Swedish telecom equipment firm Ericsson has extended its U.S. patent battle with Apple to Europe, filing lawsuits in Germany, Britain, and the Netherlands over technology license payments.
Ericsson said it had offered to enter into arbitration with Apple to reach a global licensing agreement for its patents, but that offer had now expired.
“Apple continues to profit from Ericsson’s technology without having a valid license in place,” said Kasim Alfalahi, Chief Intellectual Property Officer at Ericsson, adding, “Our technology is used in many features and functionality of today’s communication devices. We are confident the courts in Germany, the UK and the Netherlands will be able to help us resolve this matter in a fair manner.”

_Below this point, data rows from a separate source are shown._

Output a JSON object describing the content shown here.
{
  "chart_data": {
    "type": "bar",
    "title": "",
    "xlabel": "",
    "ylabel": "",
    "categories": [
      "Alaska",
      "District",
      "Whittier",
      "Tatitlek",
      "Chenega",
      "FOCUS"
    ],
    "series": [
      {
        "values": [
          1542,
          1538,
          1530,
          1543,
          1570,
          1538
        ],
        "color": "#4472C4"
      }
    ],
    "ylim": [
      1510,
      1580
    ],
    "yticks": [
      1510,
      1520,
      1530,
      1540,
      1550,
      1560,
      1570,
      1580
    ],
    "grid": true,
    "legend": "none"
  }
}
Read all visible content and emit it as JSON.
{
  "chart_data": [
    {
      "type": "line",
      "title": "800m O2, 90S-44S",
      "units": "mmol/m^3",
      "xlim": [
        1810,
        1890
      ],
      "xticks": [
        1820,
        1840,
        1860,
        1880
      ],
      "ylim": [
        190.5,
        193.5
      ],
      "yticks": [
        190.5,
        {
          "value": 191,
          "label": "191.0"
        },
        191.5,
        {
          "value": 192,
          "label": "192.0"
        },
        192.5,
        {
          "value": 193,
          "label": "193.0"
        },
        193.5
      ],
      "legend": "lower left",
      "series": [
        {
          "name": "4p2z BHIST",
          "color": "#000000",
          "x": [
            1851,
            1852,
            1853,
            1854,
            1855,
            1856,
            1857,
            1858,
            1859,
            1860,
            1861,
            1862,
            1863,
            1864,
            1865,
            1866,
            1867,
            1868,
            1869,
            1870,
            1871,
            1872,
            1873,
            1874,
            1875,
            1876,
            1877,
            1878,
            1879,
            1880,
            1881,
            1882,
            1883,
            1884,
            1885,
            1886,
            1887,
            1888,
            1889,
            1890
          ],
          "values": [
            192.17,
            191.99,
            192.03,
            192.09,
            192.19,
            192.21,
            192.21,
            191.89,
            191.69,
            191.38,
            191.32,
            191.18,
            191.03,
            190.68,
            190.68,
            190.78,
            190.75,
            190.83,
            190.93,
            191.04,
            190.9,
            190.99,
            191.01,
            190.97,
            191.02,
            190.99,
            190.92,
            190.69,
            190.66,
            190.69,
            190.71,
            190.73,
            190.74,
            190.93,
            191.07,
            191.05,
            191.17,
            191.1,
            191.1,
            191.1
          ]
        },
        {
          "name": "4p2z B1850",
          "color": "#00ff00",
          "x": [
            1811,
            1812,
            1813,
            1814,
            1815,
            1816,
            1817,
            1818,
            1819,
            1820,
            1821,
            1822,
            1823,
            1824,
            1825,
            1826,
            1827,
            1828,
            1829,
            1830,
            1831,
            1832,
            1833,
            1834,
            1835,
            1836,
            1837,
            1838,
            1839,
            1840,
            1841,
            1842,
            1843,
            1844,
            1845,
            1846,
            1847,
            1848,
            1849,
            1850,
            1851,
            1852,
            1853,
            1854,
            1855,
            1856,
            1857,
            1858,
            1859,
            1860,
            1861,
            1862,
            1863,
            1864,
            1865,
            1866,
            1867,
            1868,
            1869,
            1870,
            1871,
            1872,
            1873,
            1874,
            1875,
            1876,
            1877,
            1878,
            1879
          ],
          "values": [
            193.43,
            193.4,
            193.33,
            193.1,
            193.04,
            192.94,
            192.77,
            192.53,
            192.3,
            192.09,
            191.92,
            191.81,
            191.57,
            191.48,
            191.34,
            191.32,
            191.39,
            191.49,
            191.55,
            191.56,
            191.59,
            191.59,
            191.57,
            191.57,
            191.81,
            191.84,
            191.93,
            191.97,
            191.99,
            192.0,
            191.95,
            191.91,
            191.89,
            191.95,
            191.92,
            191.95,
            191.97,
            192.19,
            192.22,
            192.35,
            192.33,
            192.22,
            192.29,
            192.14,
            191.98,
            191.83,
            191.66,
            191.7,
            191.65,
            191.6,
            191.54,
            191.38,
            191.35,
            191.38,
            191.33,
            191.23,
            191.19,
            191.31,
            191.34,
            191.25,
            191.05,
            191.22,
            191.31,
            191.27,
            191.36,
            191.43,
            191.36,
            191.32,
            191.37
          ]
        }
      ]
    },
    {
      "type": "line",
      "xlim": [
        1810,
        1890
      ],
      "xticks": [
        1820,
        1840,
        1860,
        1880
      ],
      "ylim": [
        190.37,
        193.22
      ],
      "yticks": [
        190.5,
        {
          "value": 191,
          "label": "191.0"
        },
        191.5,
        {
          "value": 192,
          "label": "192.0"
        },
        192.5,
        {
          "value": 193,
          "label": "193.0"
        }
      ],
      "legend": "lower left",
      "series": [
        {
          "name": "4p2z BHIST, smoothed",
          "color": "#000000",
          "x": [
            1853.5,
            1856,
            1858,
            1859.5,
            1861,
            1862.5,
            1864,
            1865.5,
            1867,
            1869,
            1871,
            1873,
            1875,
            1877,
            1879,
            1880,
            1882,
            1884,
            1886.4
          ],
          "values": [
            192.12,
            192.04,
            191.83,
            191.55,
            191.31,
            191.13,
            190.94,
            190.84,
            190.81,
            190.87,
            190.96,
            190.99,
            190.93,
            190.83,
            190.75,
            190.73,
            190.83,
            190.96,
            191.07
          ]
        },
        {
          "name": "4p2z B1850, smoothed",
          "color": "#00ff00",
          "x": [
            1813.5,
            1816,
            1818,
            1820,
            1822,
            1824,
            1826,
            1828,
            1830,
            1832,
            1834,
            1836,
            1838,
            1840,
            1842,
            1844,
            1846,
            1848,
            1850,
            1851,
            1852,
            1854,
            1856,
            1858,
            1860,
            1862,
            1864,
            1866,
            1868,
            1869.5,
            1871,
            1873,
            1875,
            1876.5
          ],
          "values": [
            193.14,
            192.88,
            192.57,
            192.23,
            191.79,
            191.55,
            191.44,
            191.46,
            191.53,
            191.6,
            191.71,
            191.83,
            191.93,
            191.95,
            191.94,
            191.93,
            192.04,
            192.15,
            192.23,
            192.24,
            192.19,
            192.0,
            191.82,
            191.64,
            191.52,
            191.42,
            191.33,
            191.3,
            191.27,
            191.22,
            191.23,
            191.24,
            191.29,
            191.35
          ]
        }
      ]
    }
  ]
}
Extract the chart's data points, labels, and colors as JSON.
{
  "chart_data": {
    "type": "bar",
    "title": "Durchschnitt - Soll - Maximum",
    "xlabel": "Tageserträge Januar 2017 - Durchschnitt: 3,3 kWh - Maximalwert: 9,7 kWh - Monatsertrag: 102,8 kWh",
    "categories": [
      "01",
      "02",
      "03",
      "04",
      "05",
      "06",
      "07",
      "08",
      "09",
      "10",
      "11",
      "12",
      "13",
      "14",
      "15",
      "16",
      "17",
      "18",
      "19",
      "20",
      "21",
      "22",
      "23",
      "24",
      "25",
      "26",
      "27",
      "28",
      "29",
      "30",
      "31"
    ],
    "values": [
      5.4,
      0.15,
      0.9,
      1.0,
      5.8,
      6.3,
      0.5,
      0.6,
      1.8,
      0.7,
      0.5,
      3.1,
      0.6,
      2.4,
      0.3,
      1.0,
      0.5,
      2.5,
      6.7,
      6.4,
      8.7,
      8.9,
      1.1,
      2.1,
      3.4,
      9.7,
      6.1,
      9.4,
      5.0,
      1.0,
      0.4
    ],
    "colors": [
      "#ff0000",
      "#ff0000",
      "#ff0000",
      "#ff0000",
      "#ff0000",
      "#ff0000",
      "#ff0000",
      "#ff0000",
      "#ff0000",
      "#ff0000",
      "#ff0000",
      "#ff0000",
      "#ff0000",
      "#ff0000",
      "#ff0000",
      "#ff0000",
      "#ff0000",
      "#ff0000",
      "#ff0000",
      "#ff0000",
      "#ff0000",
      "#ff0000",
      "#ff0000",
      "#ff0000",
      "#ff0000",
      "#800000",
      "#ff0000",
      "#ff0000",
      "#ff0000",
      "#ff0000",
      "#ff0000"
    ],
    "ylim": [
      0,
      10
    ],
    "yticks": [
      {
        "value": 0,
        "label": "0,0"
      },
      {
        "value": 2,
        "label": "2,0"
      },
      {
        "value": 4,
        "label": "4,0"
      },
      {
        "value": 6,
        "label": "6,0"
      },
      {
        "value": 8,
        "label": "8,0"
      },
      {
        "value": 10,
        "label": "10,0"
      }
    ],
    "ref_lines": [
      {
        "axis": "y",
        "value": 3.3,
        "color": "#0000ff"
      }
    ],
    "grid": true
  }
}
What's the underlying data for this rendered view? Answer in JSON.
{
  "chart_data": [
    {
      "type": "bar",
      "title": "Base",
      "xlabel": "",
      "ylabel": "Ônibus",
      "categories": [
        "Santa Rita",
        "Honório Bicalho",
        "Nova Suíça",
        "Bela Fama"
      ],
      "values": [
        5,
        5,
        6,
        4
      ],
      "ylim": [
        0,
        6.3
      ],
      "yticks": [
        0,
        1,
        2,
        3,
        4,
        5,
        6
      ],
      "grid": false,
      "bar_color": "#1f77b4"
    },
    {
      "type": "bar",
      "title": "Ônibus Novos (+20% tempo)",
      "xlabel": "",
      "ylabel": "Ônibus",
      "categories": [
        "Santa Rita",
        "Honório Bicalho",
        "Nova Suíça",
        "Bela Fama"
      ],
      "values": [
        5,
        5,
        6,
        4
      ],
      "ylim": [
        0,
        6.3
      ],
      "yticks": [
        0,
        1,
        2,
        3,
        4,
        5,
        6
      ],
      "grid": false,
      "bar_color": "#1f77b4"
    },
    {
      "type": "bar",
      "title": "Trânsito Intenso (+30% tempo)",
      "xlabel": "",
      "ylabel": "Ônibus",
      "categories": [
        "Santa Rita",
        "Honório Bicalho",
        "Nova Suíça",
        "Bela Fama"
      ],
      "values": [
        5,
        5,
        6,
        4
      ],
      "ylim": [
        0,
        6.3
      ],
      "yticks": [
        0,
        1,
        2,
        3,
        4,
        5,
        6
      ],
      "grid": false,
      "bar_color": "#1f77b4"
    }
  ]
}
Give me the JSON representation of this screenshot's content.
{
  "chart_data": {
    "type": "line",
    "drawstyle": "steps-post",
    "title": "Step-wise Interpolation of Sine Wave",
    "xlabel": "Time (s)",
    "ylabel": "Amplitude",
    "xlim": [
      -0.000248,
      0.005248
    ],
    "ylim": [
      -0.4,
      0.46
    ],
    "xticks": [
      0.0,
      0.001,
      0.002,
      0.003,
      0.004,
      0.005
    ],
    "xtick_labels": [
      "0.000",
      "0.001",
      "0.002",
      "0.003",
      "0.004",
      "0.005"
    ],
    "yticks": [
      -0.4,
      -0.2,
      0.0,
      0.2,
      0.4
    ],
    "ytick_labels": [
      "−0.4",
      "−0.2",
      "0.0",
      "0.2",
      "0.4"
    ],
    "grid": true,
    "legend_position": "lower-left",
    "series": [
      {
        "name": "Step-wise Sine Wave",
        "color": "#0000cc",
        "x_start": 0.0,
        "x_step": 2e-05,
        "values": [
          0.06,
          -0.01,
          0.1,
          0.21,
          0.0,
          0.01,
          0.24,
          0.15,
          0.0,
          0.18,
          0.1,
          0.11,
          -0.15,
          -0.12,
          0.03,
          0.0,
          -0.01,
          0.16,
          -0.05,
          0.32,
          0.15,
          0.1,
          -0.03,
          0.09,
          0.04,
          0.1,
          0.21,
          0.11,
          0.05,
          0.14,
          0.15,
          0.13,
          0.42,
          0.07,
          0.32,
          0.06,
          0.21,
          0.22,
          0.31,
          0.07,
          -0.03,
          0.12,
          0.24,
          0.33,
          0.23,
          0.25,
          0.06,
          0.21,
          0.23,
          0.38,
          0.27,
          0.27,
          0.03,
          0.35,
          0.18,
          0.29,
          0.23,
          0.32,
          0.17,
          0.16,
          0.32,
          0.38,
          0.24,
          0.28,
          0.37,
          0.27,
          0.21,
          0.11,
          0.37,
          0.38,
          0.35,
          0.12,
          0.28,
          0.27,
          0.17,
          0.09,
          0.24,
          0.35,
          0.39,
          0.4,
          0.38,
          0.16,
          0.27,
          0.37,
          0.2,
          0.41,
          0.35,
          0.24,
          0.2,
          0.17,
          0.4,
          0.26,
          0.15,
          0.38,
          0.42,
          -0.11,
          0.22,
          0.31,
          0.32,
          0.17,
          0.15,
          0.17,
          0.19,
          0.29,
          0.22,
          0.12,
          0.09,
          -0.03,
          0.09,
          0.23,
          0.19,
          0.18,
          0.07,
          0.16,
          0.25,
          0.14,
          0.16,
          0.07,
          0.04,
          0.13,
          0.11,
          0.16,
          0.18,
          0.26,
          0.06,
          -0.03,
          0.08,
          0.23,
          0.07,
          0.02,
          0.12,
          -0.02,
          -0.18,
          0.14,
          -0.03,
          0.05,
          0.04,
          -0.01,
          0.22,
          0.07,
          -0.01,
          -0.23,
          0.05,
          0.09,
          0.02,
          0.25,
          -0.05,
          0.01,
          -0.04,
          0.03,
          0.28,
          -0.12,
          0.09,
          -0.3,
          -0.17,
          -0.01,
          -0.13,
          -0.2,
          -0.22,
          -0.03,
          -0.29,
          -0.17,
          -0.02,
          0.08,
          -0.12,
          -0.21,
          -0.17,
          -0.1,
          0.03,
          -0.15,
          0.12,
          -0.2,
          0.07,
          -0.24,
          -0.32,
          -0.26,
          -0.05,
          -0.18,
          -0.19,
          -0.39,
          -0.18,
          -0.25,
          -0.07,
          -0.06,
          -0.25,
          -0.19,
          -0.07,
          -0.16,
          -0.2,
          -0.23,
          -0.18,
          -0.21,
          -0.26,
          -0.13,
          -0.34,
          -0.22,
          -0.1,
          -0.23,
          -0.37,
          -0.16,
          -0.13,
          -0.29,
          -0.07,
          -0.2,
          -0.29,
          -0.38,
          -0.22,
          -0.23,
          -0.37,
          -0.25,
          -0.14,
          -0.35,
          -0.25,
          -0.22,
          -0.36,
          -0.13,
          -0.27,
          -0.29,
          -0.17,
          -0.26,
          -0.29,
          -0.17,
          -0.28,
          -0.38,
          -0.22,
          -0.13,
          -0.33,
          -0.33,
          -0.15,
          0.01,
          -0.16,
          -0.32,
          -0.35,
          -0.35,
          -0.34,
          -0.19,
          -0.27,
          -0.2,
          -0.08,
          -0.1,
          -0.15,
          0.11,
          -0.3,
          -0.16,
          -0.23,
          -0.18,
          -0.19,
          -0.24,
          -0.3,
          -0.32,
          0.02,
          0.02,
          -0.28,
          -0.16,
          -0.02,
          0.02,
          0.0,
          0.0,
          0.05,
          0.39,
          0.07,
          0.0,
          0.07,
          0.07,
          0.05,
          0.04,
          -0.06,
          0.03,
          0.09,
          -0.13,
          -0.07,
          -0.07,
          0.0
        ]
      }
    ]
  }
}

The suits relate to 2G and 4G/LTE mobile communication standards and non-standardized technology.
An Apple spokeswoman declined to comment on the action, instead referring Reuters to its statement from January: “Unfortunately, we have not been able to agree with Ericsson on a fair rate for their patents so, as a last resort, we are asking the courts for help,” reads part of that statement.
In March, the United States International Trade Commission (ITC) agreed to investigate claims that Apple’s iPhone and iPad has infringed on a number of Ericsson’s cellular technology patents.
If Ericsson’s wins in court, Apple would be required to pay it between 2-6 billion Swedish crowns ($240-725 million) annually, analysts said.